Are circular polarizations a basis for any light polarization? I was trying to solve an exercise in classical optics, consisting in finding the type polarization of certain field profiles. And, by analyzing this one:
$$E_x(z,t) = |E|sin(kz-\omega t)\\
E_y(z,t)=|E|sin(kz-\omega t +\frac{\pi}{4})$$
I first found that it was the superposition of a elliptical polarization and a linear one by splitting the $sin$ in two, then I plotted it and discovered that in fact it's an inclined ellipse. It brought me to the conclusion that superposing a defined longitudinal and an elliptical gives another elliptical one. Now, I recall hearing that the elementary polarization are the two circular ones, which should imply that any elliptical or longitudinal can be decomposed into a sum of circular polarization, am I right? Because formally it's not evident to me.

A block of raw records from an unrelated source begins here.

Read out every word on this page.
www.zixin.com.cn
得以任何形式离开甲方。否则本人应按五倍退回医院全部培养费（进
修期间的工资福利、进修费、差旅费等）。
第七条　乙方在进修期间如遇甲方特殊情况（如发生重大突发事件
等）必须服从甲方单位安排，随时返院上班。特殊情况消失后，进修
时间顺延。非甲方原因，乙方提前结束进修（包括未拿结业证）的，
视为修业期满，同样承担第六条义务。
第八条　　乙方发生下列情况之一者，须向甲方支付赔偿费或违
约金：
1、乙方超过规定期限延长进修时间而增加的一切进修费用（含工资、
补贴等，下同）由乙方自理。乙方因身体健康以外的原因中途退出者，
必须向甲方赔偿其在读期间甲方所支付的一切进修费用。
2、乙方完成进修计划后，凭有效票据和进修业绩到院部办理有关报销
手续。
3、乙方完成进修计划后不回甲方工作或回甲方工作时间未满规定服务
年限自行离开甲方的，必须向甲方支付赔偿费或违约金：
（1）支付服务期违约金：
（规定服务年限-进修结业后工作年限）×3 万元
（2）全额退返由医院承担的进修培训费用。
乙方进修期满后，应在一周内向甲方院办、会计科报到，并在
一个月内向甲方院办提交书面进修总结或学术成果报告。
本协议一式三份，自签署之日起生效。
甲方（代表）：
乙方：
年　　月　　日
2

ps: Also, what do the terminology TM and TE labeling the polarization of single photons refer to? I encountered them a few times, but they were never defined.
 A: To answer your first question - Basically, you can use any two orthogonal polarizations as your 'basis' to describe any other polarizations. Like light polarized along $x$ abd $y$, or light that is circularly polarized in opposite directions.

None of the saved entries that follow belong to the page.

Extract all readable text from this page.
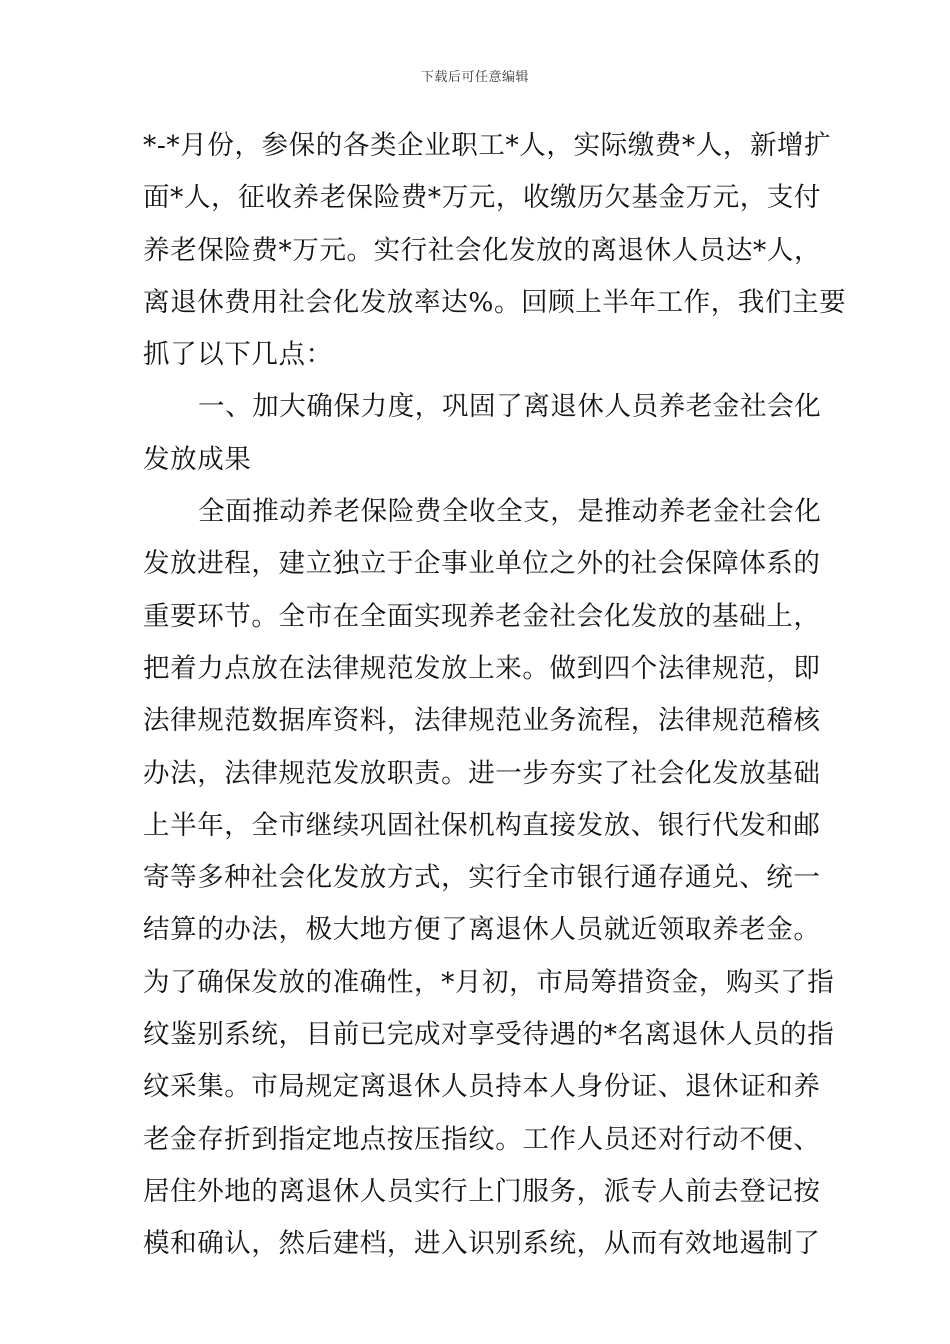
下载后可任意编辑
*-*月份，参保的各类企业职工*人，实际缴费*人，新增扩
面*人，征收养老保险费*万元，收缴历欠基金万元，支付
养老保险费*万元。实行社会化发放的离退休人员达*人，
离退休费用社会化发放率达%。回顾上半年工作，我们主要
抓了以下几点：
一、加大确保力度，巩固了离退休人员养老金社会化
发放成果
全面推动养老保险费全收全支，是推动养老金社会化
发放进程，建立独立于企事业单位之外的社会保障体系的
重要环节。全市在全面实现养老金社会化发放的基础上，
把着力点放在法律规范发放上来。做到四个法律规范，即
法律规范数据库资料，法律规范业务流程，法律规范稽核
办法，法律规范发放职责。进一步夯实了社会化发放基础
上半年，全市继续巩固社保机构直接发放、银行代发和邮
寄等多种社会化发放方式，实行全市银行通存通兑、统一
结算的办法，极大地方便了离退休人员就近领取养老金。
为了确保发放的准确性，*月初，市局筹措资金，购买了指
纹鉴别系统，目前已完成对享受待遇的*名离退休人员的指
纹采集。市局规定离退休人员持本人身份证、退休证和养
老金存折到指定地点按压指纹。工作人员还对行动不便、
居住外地的离退休人员实行上门服务，派专人前去登记按
模和确认，然后建档，进入识别系统，从而有效地遏制了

First, the following is a general expression for two waves that are out of phase :
$$E_{1} = E_{0x} \cos(kz - \omega t)$$
$$E_{2} = E_{0y} \cos(kz - \omega t + \phi)$$
where $\phi$ is the phase difference between the waves. These would be two linearly polarized waves. If they are $\pi / 2$ out of phase with each other, and you superpose them, the resultant will be circularly polarized light. 
If $E_{0x} = E_{0y}$ then, 
$$E_\text{circ} = E_{0x}(\cos(kz-\omega t) + \sin(kz-\omega t)) $$
Conversely, you can just as easily see how you can get linearly polarized light from two circular polarizations moving in opposite directions.
$$E_\text{lin} = E_{0}(\cos(kz - \omega t) + \sin(kz - \omega t)) + E_{0}(\cos(kz - \omega t) - \sin(kz - \omega t))$$
$$\implies E_\text{lin} = 2E_{0} \cos(kz - \omega t) $$
You could try this with two orthogonal elliptically polarized waves to convince yourself further.